If you write the text potatohammerto a file, then immediately read it back, the system had damn well better make sure that the data you read back contains the wordpotatohammer. This is most easily achieved by making the read function block until all pending writes have been processed. - Command analysis
-
The backend system that finally executes functions can potentially do smart stuff like batching similar commands, removing commands that are superseded by later ones, and re-ordering commands if that is more efficient (and remains sequentially consistent).
-
Your CPU does this
-
Your compiler does this
-
Your OS does this
-
Your GPU driver does this
-
Your SSD does this
-
Your everything does this
-
This is why computers are so damn fast.
- Preventing deadlocks
-
An asynchronous function can be called safely from anywhere.
This is a little bit more complicated as it does not apply in all situations. It is only relevant if you have multiple mutexes which may need to be taken simultaneously to complete an operation.
If you call a synchronous function that takes a mutex, and another thread is holding that mutex, your thread will block. If the other thread is waiting on a mutex that your thread already holds, then you have a deadlock.
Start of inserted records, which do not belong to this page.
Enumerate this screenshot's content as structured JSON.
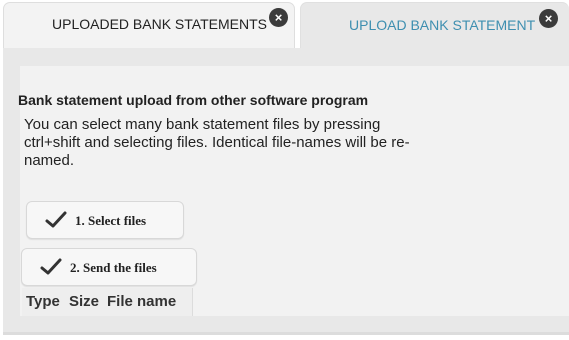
{
  "tabs": [
    {
      "label": "UPLOADED BANK STATEMENTS",
      "active": false
    },
    {
      "label": "UPLOAD BANK STATEMENT",
      "active": true
    }
  ],
  "close_icon": "×",
  "main": {
    "title": "Bank statement upload from other software program",
    "description": "You can select many bank statement files by pressing ctrl+shift and selecting files. Identical file-names will be re-named."
  },
  "buttons": {
    "select_files": "1. Select files",
    "send_files": "2. Send the files"
  },
  "table": {
    "columns": [
      "Type",
      "Size",
      "File name"
    ]
  },
  "colors": {
    "active_tab_text": "#3e8fb0",
    "panel_bg": "#e8e8e8"
  },
  "icons": {
    "close": "close-icon",
    "check": "checkmark-icon"
  }
}
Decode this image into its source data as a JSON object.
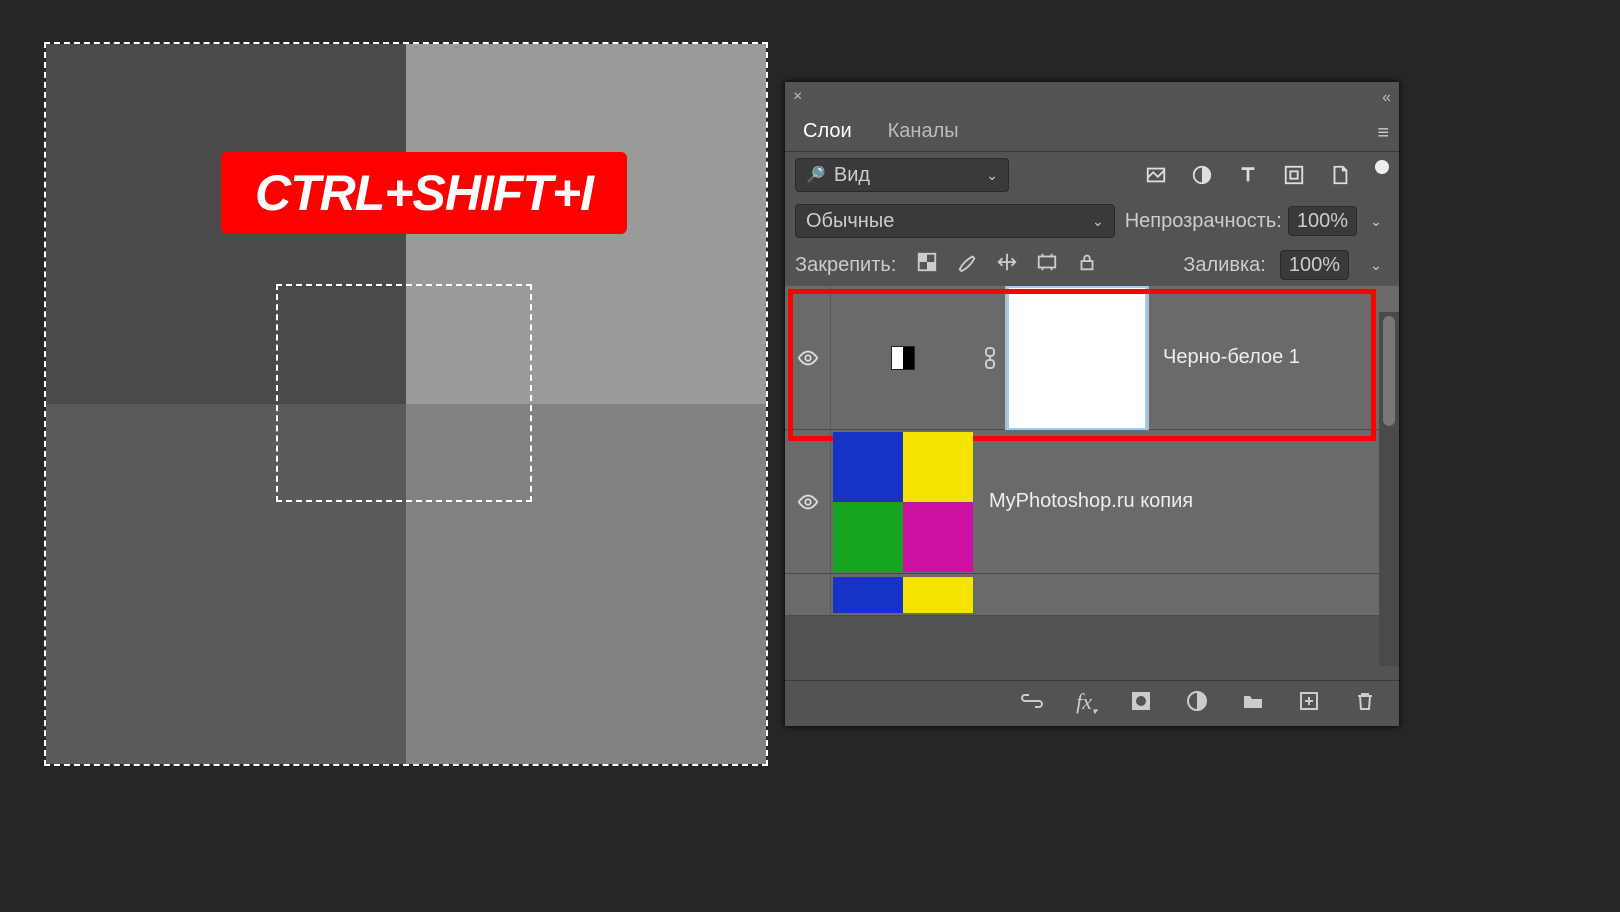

Avoiding this situation is one of the core jobs of a threading model.
If the function you call is instead asynchronous, then it will take its mutex later; presumably at a time when it is safe to do so.
In most cases this should not change the semantics of the program; this post is about a rare case where it does, but the result may be acceptable. The core benefit is that, if your threading architecture is well-defined, there will be circumstances under which you know that is not safe to call synchronous functions on a particular object. In these cases, every asynchronous function is a win.